Monday, October 6, 2008

HIV/AIDS Emerged as Early as 1880s

October 1, 2008

The AIDS pandemic in humans originated at least three decades earlier than previously thought, and it may have been triggered by rapid urbanization in west-central Africa during the early 20th century, according to an international team of researchers.

A better understanding of the conditions that helped fuel the pandemic could be key in controlling the disease and preventing future outbreaks of other emerging viruses.

"Rapid urbanization was the turning point that allowed the pandemic to start," said Michael Worobey, an evolutionary biologist at the University of Arizona, Tucson, and lead author of the study.

"We as human beings made some changes that took a virus that could not exist on its own and turned it into a successful epidemic," he added.

Birth of AIDS

Until now it was thought that HIV-1 Group M, the strain of HIV that causes the most infections worldwide, originated in 1930 in Cameroon.

Epidemic levels of AIDS and HIV-1 infections started appearing in Leopoldville, Belgian Congo (now Kinshasa, Democratic Republic of the Congo), around 1960.

Findings from the new study, however, suggest that the virus most likely started circulating among humans in sub-Saharan Africa sometime between 1884 and 1924.

Worobey and his colleagues made the discovery while analyzing tissue samples collected between 1958 and 1960 from Kinshasa. One of them, acquired in 1960, contained bits of HIV-1 RNA, the virus's genetic material.

The researchers compared the 1960 virus with the oldest known HIV-1 strain, which was obtained in 1959 and evolved independently of the 1960 variant. They found that the 1960 version was significantly different.

Next the researchers constructed an evolutionary family tree of the HIV-1 virus, made up of both the 1959 and 1960 strains along with more than a hundred modern viral sequences.

Using a mathematical model, Worobey and his colleagues discovered that the 1960 strain must have been evolving for at least 40 years to account for the number of differences from the 1959 strain.

The model also traced the most recent common ancestor of both strains to 1908.
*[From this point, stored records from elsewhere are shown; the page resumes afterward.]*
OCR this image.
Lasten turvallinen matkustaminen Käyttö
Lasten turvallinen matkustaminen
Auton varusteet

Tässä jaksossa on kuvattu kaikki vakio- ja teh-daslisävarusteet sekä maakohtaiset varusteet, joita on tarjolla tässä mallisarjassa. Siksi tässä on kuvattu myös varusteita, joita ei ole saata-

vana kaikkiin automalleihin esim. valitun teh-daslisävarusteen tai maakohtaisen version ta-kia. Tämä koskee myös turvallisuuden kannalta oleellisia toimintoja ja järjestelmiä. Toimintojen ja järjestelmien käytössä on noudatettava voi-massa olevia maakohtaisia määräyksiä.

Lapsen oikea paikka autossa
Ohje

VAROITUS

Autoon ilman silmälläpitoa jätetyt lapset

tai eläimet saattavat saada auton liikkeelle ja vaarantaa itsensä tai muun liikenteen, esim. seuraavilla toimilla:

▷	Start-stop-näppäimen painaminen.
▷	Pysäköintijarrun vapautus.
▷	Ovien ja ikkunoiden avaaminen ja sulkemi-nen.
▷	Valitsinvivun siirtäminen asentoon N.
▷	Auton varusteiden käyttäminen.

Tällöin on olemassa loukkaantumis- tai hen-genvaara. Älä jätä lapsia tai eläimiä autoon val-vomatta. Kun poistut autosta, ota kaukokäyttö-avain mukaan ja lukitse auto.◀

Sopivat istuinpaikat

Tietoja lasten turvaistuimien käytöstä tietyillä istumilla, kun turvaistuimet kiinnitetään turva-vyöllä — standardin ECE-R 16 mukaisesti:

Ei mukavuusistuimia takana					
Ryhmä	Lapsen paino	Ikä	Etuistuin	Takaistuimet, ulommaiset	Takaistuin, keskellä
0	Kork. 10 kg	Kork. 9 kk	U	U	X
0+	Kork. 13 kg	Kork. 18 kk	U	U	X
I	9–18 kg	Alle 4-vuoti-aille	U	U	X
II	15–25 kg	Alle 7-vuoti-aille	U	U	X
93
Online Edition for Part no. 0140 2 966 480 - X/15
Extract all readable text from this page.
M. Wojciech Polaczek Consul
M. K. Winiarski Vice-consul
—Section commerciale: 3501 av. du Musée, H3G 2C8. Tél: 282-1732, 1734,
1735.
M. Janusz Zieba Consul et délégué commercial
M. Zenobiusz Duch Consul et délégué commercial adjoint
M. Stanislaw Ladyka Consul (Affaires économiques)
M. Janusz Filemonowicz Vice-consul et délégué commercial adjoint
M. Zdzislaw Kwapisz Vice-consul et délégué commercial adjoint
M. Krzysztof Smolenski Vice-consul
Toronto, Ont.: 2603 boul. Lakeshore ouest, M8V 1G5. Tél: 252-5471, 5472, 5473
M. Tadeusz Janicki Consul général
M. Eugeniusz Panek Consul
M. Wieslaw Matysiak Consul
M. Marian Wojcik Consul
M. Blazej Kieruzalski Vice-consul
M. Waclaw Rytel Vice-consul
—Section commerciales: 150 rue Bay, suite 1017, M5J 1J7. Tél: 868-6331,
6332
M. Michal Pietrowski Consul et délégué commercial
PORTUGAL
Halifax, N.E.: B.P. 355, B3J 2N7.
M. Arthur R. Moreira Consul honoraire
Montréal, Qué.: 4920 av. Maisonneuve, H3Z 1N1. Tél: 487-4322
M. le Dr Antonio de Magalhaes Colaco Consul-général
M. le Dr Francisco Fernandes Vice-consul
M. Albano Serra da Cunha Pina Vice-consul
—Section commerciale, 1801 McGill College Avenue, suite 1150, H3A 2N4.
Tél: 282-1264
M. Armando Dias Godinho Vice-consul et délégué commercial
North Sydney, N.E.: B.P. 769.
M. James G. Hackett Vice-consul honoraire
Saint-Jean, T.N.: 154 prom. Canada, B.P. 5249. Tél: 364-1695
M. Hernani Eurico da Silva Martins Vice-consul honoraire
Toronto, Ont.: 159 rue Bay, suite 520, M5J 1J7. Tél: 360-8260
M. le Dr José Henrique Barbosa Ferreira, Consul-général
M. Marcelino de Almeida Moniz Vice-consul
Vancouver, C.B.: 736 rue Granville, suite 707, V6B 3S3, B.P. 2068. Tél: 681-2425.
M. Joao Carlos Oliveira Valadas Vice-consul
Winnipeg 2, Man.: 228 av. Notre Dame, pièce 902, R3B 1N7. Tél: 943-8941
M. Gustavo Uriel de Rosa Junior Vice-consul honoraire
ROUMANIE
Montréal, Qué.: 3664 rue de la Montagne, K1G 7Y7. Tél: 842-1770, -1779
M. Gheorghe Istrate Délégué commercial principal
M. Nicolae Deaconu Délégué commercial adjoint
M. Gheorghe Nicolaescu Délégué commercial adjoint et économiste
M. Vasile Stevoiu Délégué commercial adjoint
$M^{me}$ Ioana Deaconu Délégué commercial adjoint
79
The team's findings appear today in the journal Nature.

Lurking Danger

"This confirms that this was a virus that was lurking around for many decades before it exploded into the human population to become a noticeable pandemic, as opposed to something that started in the '70s or '80s," said Anthony Fauci, director of the National Institute of Allergy and Infectious Diseases (NIAID), in Maryland.

NIAID funded the study along with the National Institutes of Health.

"It solidifies our understanding of the timetable of how this virus emerged from the chimpanzees to establish itself as a human infection," Fauci added.

"[HIV-1] flew below the radar level for decades until social conditions such as the end of colonization, migration of people to cities, increase in prostitution, and promiscuous sexual activity made it much easier for the disease to explode into a pandemic," Fauci explained.

More Mutations

Robert Garry is a microbiologist at New Orleans's Tulane University who was not involved with the study.

In the late 1980s, Garry was the first scientist to examine tissues samples taken from the U.S.'s first confirmed AIDS patient, who died in 1969.

"This study is very important, and what they are finding here is when the human virus started circulating in people," he said. "We still don't know when exactly the virus jumped from chimpanzees to humans, but it may be pushed back even further with this study.

"There will be other emerging viruses in the future, and what we learn about the conditions that help viruses spread, be it social changes or changes within the virus itself, will make us better prepared for other epidemics," he said.

Garry also argues that, though the rapid growth of cities in west-central Africa may have sparked the spread of infections, the virus itself underwent some sort of genetic change to facilitate transmission.

"We have to figure out what that change was," he cautioned.